Slice the new potatoes into 1cm thick rounds. Place a saucepan of water on to boil with a pinch of salt, add the new potatoes and simmer for 10 minutes, or until slightly tender, then drain through a colander.

Meanwhile, heat the olive oil in a large saute pan that has a lid over a low-medium heat. Add the garlic, sweet onion and chorizo, stirring so that the oil coats everything in the pan evenly. Cook for 5-7 minutes until the onions are translucent and the chorizo has started to brown slightly. Add the red pepper and continue to cook for 3 minutes.

Add the potatoes to the saute pan with the dried oregano, thyme sprigs and sweet smoked paprika, stir to coat then pour in the chopped tomatoes. Fill one empty tomato can with water and pour into the pan.

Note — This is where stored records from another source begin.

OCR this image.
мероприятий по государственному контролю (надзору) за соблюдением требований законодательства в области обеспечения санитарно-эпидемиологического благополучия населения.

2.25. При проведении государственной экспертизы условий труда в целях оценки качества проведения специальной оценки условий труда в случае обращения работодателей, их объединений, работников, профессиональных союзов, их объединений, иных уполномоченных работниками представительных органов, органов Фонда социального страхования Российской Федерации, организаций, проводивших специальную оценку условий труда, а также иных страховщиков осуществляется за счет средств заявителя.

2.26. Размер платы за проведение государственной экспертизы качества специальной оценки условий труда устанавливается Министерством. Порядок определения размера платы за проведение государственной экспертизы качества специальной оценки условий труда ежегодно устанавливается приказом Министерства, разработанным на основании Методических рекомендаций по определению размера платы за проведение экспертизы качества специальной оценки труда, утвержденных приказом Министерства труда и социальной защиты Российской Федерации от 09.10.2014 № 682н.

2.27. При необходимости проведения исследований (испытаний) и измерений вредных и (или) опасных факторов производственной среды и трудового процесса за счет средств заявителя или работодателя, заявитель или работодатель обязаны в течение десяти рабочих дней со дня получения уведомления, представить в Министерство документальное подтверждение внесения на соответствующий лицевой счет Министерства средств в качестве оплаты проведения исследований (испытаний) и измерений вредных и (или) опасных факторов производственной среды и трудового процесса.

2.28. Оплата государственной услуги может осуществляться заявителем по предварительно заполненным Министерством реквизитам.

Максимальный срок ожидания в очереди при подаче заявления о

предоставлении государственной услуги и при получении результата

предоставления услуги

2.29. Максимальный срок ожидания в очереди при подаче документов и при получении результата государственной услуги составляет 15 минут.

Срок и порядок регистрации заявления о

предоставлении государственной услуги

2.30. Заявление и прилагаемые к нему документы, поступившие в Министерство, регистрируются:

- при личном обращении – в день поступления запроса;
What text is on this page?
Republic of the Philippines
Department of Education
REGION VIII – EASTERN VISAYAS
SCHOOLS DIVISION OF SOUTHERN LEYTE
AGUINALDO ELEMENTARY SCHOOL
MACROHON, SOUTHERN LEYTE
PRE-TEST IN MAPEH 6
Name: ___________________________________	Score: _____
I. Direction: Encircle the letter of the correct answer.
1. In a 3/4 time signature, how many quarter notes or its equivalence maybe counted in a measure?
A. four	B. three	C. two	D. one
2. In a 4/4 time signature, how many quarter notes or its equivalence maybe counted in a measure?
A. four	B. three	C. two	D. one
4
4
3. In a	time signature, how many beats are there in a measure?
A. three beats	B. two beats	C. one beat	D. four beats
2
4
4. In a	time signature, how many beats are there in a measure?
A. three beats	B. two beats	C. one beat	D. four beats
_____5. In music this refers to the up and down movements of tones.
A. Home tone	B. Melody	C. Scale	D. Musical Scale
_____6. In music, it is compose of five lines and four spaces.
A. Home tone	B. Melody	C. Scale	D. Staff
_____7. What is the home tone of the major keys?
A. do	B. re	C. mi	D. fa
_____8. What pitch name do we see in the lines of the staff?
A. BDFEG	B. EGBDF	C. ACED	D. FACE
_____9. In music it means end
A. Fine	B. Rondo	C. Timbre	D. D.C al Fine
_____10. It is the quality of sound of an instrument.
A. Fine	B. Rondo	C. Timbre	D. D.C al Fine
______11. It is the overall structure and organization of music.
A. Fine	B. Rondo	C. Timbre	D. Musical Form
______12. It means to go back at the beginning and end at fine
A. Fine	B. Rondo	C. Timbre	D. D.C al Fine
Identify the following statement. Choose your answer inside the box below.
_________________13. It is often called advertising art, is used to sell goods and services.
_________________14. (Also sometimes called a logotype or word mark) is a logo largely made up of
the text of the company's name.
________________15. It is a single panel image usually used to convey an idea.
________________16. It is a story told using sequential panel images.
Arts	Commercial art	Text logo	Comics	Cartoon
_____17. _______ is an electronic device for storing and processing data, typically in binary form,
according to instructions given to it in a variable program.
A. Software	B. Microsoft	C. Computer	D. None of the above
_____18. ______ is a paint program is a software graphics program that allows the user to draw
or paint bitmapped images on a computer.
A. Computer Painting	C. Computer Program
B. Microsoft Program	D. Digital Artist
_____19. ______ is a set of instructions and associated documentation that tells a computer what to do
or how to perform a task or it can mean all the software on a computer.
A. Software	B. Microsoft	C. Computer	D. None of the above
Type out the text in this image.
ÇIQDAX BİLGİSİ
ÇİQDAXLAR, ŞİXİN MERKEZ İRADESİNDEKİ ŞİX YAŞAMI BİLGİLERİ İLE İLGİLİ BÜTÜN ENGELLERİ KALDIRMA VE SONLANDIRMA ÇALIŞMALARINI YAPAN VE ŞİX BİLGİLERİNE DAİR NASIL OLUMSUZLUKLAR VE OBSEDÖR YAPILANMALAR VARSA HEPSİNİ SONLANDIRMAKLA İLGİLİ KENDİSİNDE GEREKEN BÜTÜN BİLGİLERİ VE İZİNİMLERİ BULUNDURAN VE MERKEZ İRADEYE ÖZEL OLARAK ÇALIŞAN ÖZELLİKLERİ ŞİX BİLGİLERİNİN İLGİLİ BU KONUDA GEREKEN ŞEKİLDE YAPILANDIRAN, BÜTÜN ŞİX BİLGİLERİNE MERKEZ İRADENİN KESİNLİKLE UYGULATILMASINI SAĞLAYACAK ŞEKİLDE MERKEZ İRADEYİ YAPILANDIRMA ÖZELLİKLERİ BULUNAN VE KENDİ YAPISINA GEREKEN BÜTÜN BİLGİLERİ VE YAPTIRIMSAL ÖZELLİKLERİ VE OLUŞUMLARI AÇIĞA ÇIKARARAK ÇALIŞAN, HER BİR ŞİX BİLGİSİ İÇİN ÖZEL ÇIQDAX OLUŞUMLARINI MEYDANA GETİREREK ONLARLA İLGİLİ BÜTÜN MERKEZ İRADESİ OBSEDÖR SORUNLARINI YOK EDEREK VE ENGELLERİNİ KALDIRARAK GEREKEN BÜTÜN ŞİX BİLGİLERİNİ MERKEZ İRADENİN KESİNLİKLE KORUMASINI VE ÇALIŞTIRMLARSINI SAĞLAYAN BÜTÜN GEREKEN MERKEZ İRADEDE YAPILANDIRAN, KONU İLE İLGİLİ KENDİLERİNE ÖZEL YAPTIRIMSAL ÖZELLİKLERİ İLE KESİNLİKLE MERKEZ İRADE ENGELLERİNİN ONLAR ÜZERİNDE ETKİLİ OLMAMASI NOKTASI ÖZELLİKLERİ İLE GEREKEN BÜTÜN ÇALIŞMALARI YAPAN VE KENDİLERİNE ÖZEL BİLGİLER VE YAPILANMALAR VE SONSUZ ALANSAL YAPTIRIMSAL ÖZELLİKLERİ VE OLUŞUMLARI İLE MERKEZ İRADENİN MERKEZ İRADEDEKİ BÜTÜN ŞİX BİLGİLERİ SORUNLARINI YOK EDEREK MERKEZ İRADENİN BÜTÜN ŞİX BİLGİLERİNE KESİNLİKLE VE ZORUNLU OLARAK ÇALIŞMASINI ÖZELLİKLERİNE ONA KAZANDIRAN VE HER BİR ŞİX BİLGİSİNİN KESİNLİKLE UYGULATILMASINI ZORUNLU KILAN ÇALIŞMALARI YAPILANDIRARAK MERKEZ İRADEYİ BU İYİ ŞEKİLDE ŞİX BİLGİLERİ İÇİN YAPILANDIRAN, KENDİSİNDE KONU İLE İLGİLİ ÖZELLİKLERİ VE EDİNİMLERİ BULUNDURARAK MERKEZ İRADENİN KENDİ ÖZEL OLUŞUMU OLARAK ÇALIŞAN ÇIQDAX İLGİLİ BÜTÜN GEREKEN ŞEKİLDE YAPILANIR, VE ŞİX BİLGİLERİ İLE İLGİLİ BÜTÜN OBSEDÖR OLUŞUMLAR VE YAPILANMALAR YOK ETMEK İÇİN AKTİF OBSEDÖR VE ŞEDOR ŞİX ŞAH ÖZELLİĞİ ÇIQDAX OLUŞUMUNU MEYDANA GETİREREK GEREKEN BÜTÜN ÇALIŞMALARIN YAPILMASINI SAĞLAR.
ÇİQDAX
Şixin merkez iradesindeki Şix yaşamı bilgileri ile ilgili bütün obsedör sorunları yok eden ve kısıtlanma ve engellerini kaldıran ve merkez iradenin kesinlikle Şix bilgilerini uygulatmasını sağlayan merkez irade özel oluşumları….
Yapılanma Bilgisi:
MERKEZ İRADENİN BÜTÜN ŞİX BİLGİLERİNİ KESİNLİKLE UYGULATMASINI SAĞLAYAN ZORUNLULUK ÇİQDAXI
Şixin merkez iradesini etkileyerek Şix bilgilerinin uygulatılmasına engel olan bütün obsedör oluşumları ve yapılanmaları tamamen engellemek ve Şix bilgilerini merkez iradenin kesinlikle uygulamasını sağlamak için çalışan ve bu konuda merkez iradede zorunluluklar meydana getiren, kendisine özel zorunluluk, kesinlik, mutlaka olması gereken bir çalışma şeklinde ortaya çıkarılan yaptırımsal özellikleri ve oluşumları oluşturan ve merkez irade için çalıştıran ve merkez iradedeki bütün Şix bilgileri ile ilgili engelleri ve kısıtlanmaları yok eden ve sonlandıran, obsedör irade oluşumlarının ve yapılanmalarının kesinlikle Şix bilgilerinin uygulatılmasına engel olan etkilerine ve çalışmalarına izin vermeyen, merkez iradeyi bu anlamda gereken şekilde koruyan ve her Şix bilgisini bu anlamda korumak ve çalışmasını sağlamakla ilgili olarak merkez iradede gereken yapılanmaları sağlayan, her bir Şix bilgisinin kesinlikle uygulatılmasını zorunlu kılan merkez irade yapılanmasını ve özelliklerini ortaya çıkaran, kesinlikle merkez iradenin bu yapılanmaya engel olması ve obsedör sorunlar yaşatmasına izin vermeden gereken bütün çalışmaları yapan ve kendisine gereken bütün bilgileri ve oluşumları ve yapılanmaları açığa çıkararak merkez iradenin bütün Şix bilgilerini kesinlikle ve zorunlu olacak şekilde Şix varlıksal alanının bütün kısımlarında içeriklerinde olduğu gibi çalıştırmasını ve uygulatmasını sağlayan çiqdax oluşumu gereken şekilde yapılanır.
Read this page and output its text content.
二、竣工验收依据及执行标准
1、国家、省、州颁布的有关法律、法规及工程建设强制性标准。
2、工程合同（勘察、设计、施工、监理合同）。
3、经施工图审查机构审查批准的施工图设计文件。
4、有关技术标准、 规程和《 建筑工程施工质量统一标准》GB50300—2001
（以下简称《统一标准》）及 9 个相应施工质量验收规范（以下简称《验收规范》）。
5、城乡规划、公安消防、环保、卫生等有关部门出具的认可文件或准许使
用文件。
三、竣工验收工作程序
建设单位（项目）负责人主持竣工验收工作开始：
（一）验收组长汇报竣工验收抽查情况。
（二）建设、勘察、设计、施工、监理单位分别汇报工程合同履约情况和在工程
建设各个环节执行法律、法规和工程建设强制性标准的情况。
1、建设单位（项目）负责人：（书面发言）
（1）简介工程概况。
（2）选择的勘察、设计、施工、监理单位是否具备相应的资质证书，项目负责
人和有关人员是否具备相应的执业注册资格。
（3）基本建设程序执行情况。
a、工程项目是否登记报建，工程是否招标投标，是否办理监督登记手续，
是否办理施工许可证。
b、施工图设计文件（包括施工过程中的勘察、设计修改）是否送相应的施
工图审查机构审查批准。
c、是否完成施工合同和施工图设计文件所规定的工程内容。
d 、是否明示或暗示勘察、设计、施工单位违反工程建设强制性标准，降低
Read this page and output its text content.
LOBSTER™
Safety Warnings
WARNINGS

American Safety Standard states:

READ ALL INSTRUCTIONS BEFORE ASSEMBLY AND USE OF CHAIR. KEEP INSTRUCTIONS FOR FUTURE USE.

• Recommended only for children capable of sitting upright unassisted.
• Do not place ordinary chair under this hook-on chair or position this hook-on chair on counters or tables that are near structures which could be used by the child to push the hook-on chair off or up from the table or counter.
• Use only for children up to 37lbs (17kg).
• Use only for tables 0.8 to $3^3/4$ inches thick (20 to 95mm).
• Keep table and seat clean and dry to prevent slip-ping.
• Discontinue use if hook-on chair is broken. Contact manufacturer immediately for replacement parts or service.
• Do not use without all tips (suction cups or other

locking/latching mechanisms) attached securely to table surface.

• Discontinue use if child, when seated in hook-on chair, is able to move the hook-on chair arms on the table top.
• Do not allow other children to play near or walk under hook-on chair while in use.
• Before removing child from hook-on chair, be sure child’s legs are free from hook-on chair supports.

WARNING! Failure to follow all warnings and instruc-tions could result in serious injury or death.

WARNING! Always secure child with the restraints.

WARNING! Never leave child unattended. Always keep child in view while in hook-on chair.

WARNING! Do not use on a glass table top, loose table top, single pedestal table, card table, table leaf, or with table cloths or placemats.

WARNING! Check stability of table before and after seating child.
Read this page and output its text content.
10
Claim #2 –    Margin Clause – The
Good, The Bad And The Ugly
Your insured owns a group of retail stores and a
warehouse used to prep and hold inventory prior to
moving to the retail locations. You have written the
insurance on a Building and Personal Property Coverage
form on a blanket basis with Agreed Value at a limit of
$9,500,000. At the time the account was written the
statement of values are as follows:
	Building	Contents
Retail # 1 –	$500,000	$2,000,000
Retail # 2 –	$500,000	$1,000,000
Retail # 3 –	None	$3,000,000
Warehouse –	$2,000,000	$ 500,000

Add a pinch of salt then stir and leave to simmer for 15 minutes.

Place the tiger prawns into the stew and cover with the lid. Cook about 5-8 minutes until the prawns have turned pink, depending on the size of your prawns, turning them over halfway through cooking.

Ladle into bowls, sprinkle with the fresh oregano and thyme leaves, and serve with a dollop of aioli.